President Vladimir Putin of Russia held talks yesterday with Saudi Arabia's King Abdullah on Iraq and the Palestinian-Israeli conflict in the first visit by a Russian leader to the kingdom. King Abdullah gave Putin, who accused the United States on Saturday of making the world a more dangerous place, a red carpet welcome. Prior to the talks urged Moscow to help revive the Arab-Israeli peace process.

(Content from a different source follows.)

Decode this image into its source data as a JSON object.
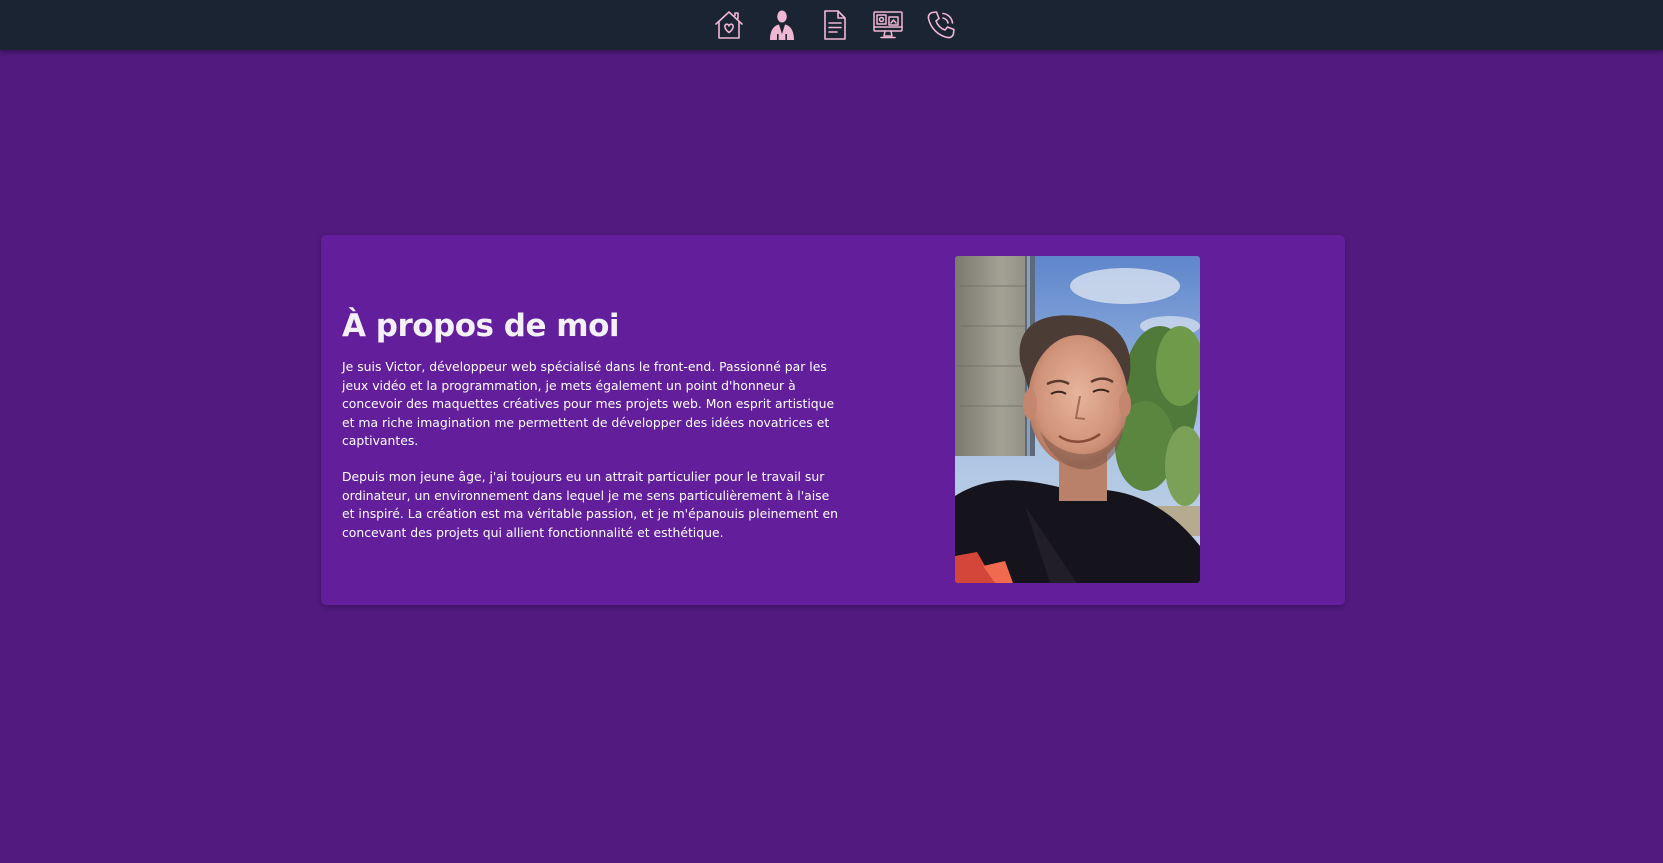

"There is no doubt that Russia has an important role in achieving peace," the king told Russia's Itar-Tass news agency ahead of the trip, which Moscow hopes will help restore Soviet-era links with the Middle Eastern region. Saudi media has said Moscow also wants to sell Riyadh, which enjoyed a record budget surplus of $78 billion last year on high oil prices, military hardware including tanks, and antimissile systems as well as win a tender to expand Saudi railways.
Putin's trip highlights a growing connection between the two nations after the king's visit to Moscow in 2003. Riyadh revived its ties with Moscow in 1990 as the communist Soviet era ended. The two nations first established diplomatic ties in the 1920s. In addition to addressing the Iraq war and the Israeli-Palestinian crisis, the two leaders discussed cooperation between the world's two top oil producers, the official Saudi Press Agency reported. Russia denies having plans to join a "gas OPEC."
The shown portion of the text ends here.